Spain vs. South Korea: International Oscar Frontrunners Pain & Glory and Parasite Open This Week in San Antonio

click to enlarge Spain vs. South Korea: International Oscar Frontrunners Pain & Glory and Parasite Open This Week in San Antonio
Sony Pictures Classics // Neon

It might seem like the capital cities of Madrid, Spain, and Seoul, South Korea, are worlds apart, but chances are, filmmakers from both countries will meet face to face during this fall’s award season. Early predictions have Spanish director and Oscar-winning screenwriter Pedro Almodóvar’s contemplative drama Pain & Glory headed for a matchup against Korean filmmaker Bong Joon Ho’s dark social satire Parasite for this year’s Academy Award for Best International Feature.

In Pain & Glory, Almodóvar tells the semi-autobiographical story of Salvador Mallo (Antonio Banderas), a retired filmmaker who emerges from a solitary life when he’s asked to speak at a special public screening of a film he directed 30 years ago. Accepting the offer, Salva reaches out to Alberto (Asier Etxeandia), an actor with whom he hasn’t spoken in decades. They rekindle their friendship with a shared need to create something — and by smoking heroine.

click to enlarge Spain vs. South Korea: International Oscar Frontrunners Pain & Glory and Parasite Open This Week in San Antonio
Sony Pictures Classics

The request to revisit his old film awakens memories of Salva’s childhood, which are depicted through flashbacks where he interacts with his adoring mother Jacinta (Penélope Cruz), who only wants the best for her son despite the family’s poverty.

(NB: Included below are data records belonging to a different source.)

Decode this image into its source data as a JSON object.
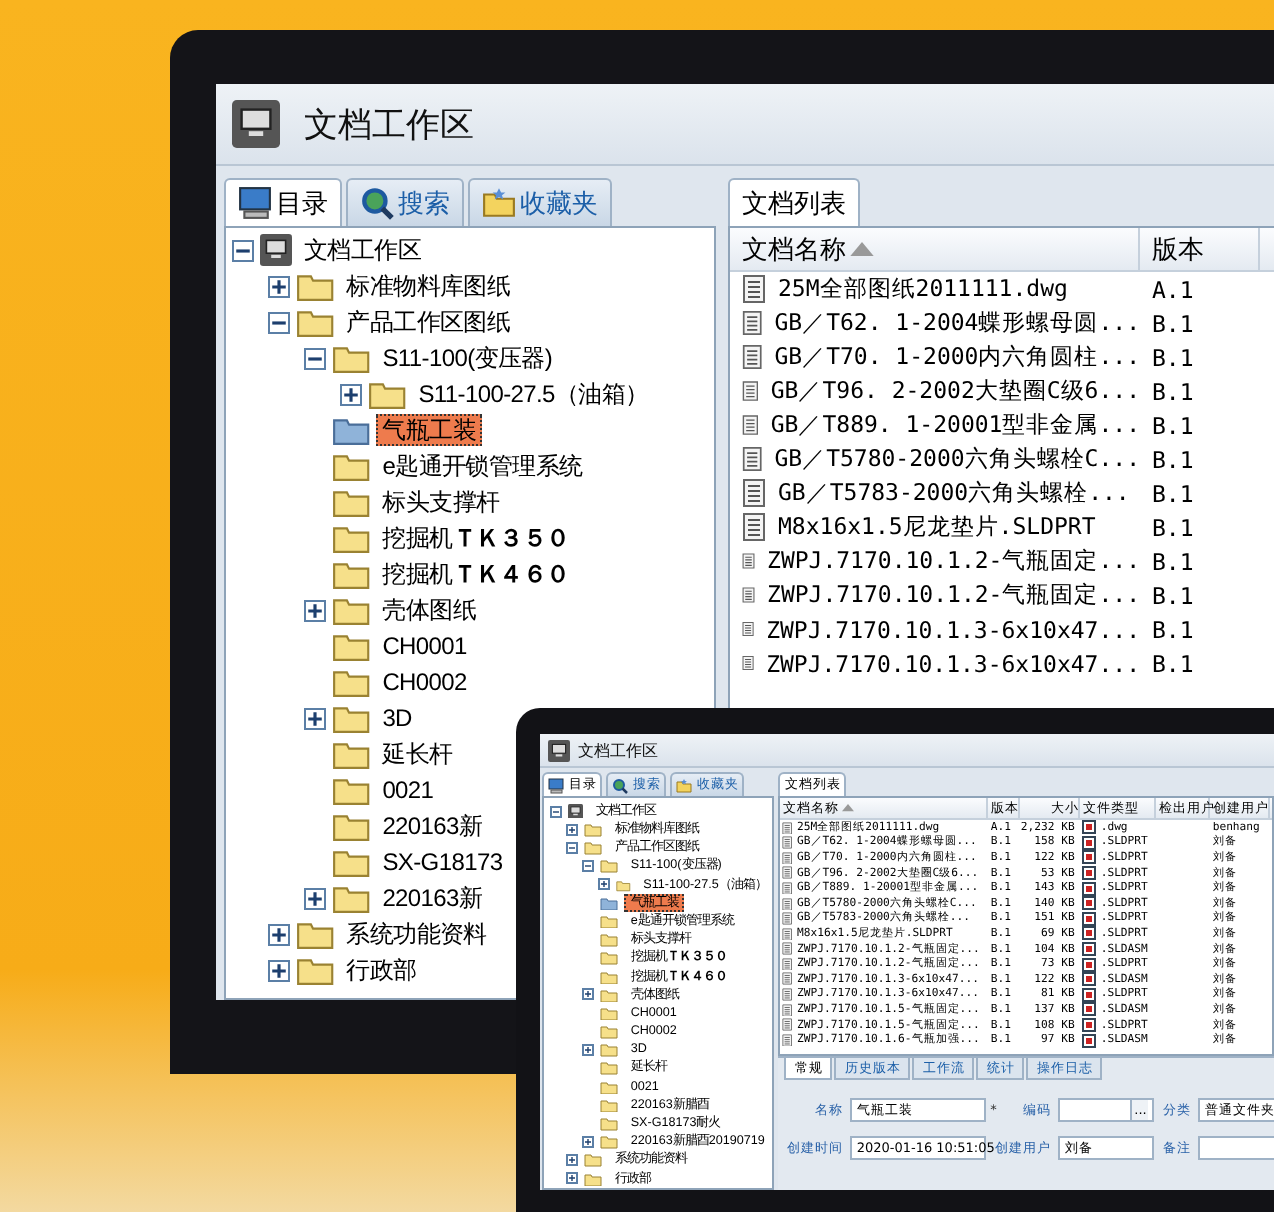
{
  "window": {
    "title": "文档工作区"
  },
  "left_tabs": [
    {
      "label": "目录",
      "selected": true
    },
    {
      "label": "搜索",
      "selected": false
    },
    {
      "label": "收藏夹",
      "selected": false
    }
  ],
  "tree": {
    "label": "文档工作区",
    "expanded": true,
    "selected": false,
    "children": [
      {
        "label": "标准物料库图纸",
        "expanded": false,
        "selected": false
      },
      {
        "label": "产品工作区图纸",
        "expanded": true,
        "selected": false,
        "children": [
          {
            "label": "S11-100(变压器)",
            "expanded": true,
            "selected": false,
            "children": [
              {
                "label": "S11-100-27.5（油箱）",
                "expanded": false,
                "selected": false
              }
            ]
          },
          {
            "label": "气瓶工装",
            "selected": true
          },
          {
            "label": "e匙通开锁管理系统",
            "selected": false
          },
          {
            "label": "标头支撑杆",
            "selected": false
          },
          {
            "label": "挖掘机**ＴＫ３５０**",
            "selected": false
          },
          {
            "label": "挖掘机**ＴＫ４６０**",
            "selected": false
          },
          {
            "label": "壳体图纸",
            "expanded": false,
            "selected": false
          },
          {
            "label": "CH0001",
            "selected": false
          },
          {
            "label": "CH0002",
            "selected": false
          },
          {
            "label": "3D",
            "expanded": false,
            "selected": false
          },
          {
            "label": "延长杆",
            "selected": false
          },
          {
            "label": "0021",
            "selected": false
          },
          {
            "label": "220163新",
            "selected": false
          },
          {
            "label": "SX-G18173",
            "selected": false
          },
          {
            "label": "220163新",
            "expanded": false,
            "selected": false
          }
        ]
      },
      {
        "label": "系统功能资料",
        "expanded": false,
        "selected": false
      },
      {
        "label": "行政部",
        "expanded": false,
        "selected": false
      }
    ]
  },
  "list_tab": {
    "label": "文档列表"
  },
  "list_columns": [
    {
      "label": "文档名称",
      "sorted": true
    },
    {
      "label": "版本"
    }
  ],
  "documents": [
    {
      "name": "25M全部图纸2011111.dwg",
      "version": "A.1"
    },
    {
      "name": "GB／T62. 1-2004蝶形螺母圆...",
      "version": "B.1"
    },
    {
      "name": "GB／T70. 1-2000内六角圆柱...",
      "version": "B.1"
    },
    {
      "name": "GB／T96. 2-2002大垫圈C级6...",
      "version": "B.1"
    },
    {
      "name": "GB／T889. 1-20001型非金属...",
      "version": "B.1"
    },
    {
      "name": "GB／T5780-2000六角头螺栓C...",
      "version": "B.1"
    },
    {
      "name": "GB／T5783-2000六角头螺栓...",
      "version": "B.1"
    },
    {
      "name": "M8x16x1.5尼龙垫片.SLDPRT",
      "version": "B.1"
    },
    {
      "name": "ZWPJ.7170.10.1.2-气瓶固定...",
      "version": "B.1"
    },
    {
      "name": "ZWPJ.7170.10.1.2-气瓶固定...",
      "version": "B.1"
    },
    {
      "name": "ZWPJ.7170.10.1.3-6x10x47...",
      "version": "B.1"
    },
    {
      "name": "ZWPJ.7170.10.1.3-6x10x47...",
      "version": "B.1"
    }
  ],
  "laptop": {
    "title": "文档工作区",
    "left_tabs": [
      {
        "label": "目录",
        "selected": true
      },
      {
        "label": "搜索",
        "selected": false
      },
      {
        "label": "收藏夹",
        "selected": false
      }
    ],
    "tree": {
      "label": "文档工作区",
      "expanded": true,
      "selected": false,
      "children": [
        {
          "label": "标准物料库图纸",
          "expanded": false,
          "selected": false
        },
        {
          "label": "产品工作区图纸",
          "expanded": true,
          "selected": false,
          "children": [
            {
              "label": "S11-100(变压器)",
              "expanded": true,
              "selected": false,
              "children": [
                {
                  "label": "S11-100-27.5（油箱）",
                  "expanded": false,
                  "selected": false
                }
              ]
            },
            {
              "label": "气瓶工装",
              "selected": true
            },
            {
              "label": "e匙通开锁管理系统",
              "selected": false
            },
            {
              "label": "标头支撑杆",
              "selected": false
            },
            {
              "label": "挖掘机**ＴＫ３５０**",
              "selected": false
            },
            {
              "label": "挖掘机**ＴＫ４６０**",
              "selected": false
            },
            {
              "label": "壳体图纸",
              "expanded": false,
              "selected": false
            },
            {
              "label": "CH0001",
              "selected": false
            },
            {
              "label": "CH0002",
              "selected": false
            },
            {
              "label": "3D",
              "expanded": false,
              "selected": false
            },
            {
              "label": "延长杆",
              "selected": false
            },
            {
              "label": "0021",
              "selected": false
            },
            {
              "label": "220163新腊酉",
              "selected": false
            },
            {
              "label": "SX-G18173耐火",
              "selected": false
            },
            {
              "label": "220163新腊酉20190719",
              "expanded": false,
              "selected": false
            }
          ]
        },
        {
          "label": "系统功能资料",
          "expanded": false,
          "selected": false
        },
        {
          "label": "行政部",
          "expanded": false,
          "selected": false
        }
      ]
    },
    "list_tab": {
      "label": "文档列表"
    },
    "list_columns": [
      {
        "label": "文档名称",
        "sorted": true
      },
      {
        "label": "版本"
      },
      {
        "label": "大小"
      },
      {
        "label": "文件类型"
      },
      {
        "label": "检出用户"
      },
      {
        "label": "创建用户"
      }
    ],
    "documents": [
      {
        "name": "25M全部图纸2011111.dwg",
        "version": "A.1",
        "size": "2,232 KB",
        "type": ".dwg",
        "creator": "benhang"
      },
      {
        "name": "GB／T62. 1-2004蝶形螺母圆...",
        "version": "B.1",
        "size": "158 KB",
        "type": ".SLDPRT",
        "creator": "刘备"
      },
      {
        "name": "GB／T70. 1-2000内六角圆柱...",
        "version": "B.1",
        "size": "122 KB",
        "type": ".SLDPRT",
        "creator": "刘备"
      },
      {
        "name": "GB／T96. 2-2002大垫圈C级6...",
        "version": "B.1",
        "size": "53 KB",
        "type": ".SLDPRT",
        "creator": "刘备"
      },
      {
        "name": "GB／T889. 1-20001型非金属...",
        "version": "B.1",
        "size": "143 KB",
        "type": ".SLDPRT",
        "creator": "刘备"
      },
      {
        "name": "GB／T5780-2000六角头螺栓C...",
        "version": "B.1",
        "size": "140 KB",
        "type": ".SLDPRT",
        "creator": "刘备"
      },
      {
        "name": "GB／T5783-2000六角头螺栓...",
        "version": "B.1",
        "size": "151 KB",
        "type": ".SLDPRT",
        "creator": "刘备"
      },
      {
        "name": "M8x16x1.5尼龙垫片.SLDPRT",
        "version": "B.1",
        "size": "69 KB",
        "type": ".SLDPRT",
        "creator": "刘备"
      },
      {
        "name": "ZWPJ.7170.10.1.2-气瓶固定...",
        "version": "B.1",
        "size": "104 KB",
        "type": ".SLDASM",
        "creator": "刘备"
      },
      {
        "name": "ZWPJ.7170.10.1.2-气瓶固定...",
        "version": "B.1",
        "size": "73 KB",
        "type": ".SLDPRT",
        "creator": "刘备"
      },
      {
        "name": "ZWPJ.7170.10.1.3-6x10x47...",
        "version": "B.1",
        "size": "122 KB",
        "type": ".SLDASM",
        "creator": "刘备"
      },
      {
        "name": "ZWPJ.7170.10.1.3-6x10x47...",
        "version": "B.1",
        "size": "81 KB",
        "type": ".SLDPRT",
        "creator": "刘备"
      },
      {
        "name": "ZWPJ.7170.10.1.5-气瓶固定...",
        "version": "B.1",
        "size": "137 KB",
        "type": ".SLDASM",
        "creator": "刘备"
      },
      {
        "name": "ZWPJ.7170.10.1.5-气瓶固定...",
        "version": "B.1",
        "size": "108 KB",
        "type": ".SLDPRT",
        "creator": "刘备"
      },
      {
        "name": "ZWPJ.7170.10.1.6-气瓶加强...",
        "version": "B.1",
        "size": "97 KB",
        "type": ".SLDASM",
        "creator": "刘备"
      }
    ],
    "detail_tabs": [
      {
        "label": "常规",
        "selected": true
      },
      {
        "label": "历史版本",
        "selected": false
      },
      {
        "label": "工作流",
        "selected": false
      },
      {
        "label": "统计",
        "selected": false
      },
      {
        "label": "操作日志",
        "selected": false
      }
    ],
    "fields": [
      {
        "label": "名称",
        "value": "气瓶工装",
        "mark": "*"
      },
      {
        "label": "编码",
        "browse": "..."
      },
      {
        "label": "分类",
        "value": "普通文件夹"
      },
      {
        "label": "创建时间",
        "value": "2020-01-16 10:51:05"
      },
      {
        "label": "创建用户",
        "value": "刘备"
      },
      {
        "label": "备注"
      }
    ]
  }
}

As young Salva grows, he begins to examine his own sexuality when he starts tutoring a young man in their home.

Almodóvar’s reflection on the passage of time between Salva as a boy and as an older man feels authentic as he operates with affection during both stages of the character’s life. As adult Salva, Banderas delivers his best performance since starring in another Almodóvar film, 2011’s The Skin I Live In. In Pain & Glory, he plays a man who is physically and emotionally debilitated and does so with an ease and intimacy that matches Almodóvar’s usual approach.

With the exception of his 2013 comedy misfire I’m So Excited!, one would be hard-pressed to point to an Almodóvar film that hasn’t lived up to the auteur’s artistic ambition and unique expression. Pain & Glory is a beautifully realized picture in a remarkable body of work that continues to inspire.

Six thousand miles east of Spain, Korean co-writer and director Bong Joon Ho (Snowpiercer) isn’t executing things as delicately in Parasite, a meticulously crafted, satirical thriller that proves to be Ho’s most thematically rich project to date.

The film follows the Kims, a poor family of four scraping by on the money they earn doing menial jobs like folding cardboard pizza boxes for a local restaurant. Father Ki-taek (Kang-ho Song), mother Chung-sook (Hye-jin Jang) and their adult children, son Ki-woo (Woo-sik Choi) and daughter Ki-jung (So-dam Park), live together in a basement apartment where they feel trapped like rats. Even so, the family refuses to accept its place on the lowest rung of society.

When Ki-woo’s friend gets him a job as a tutor for the teenage daughter of the affluent yet naïve Park family, the Kims see an opportunity to turn around their economic situation by cooking up a plan to get each member of their family on the Park’s payroll. Soon, Ki-woo’s sister is hired as an art tutor, their father as a chauffeur and their mother as the new housekeeper.

While the deceit is played for fun and to depict the Kim family’s street smarts, a story twist shifts the film’s tone seamlessly from an entertaining, smartly written caper into an intense and unpredictable potboiler that speaks to the widening gap separating the haves and the have-nots. Ho and co-writer Han Jin Won have created a chaotic masterpiece.

Pain & Glory opens exclusively at the Santikos Bijou Cinema Bistro November 8. Parasite opens exclusively at the Alamo Drafthouse Park North November 7.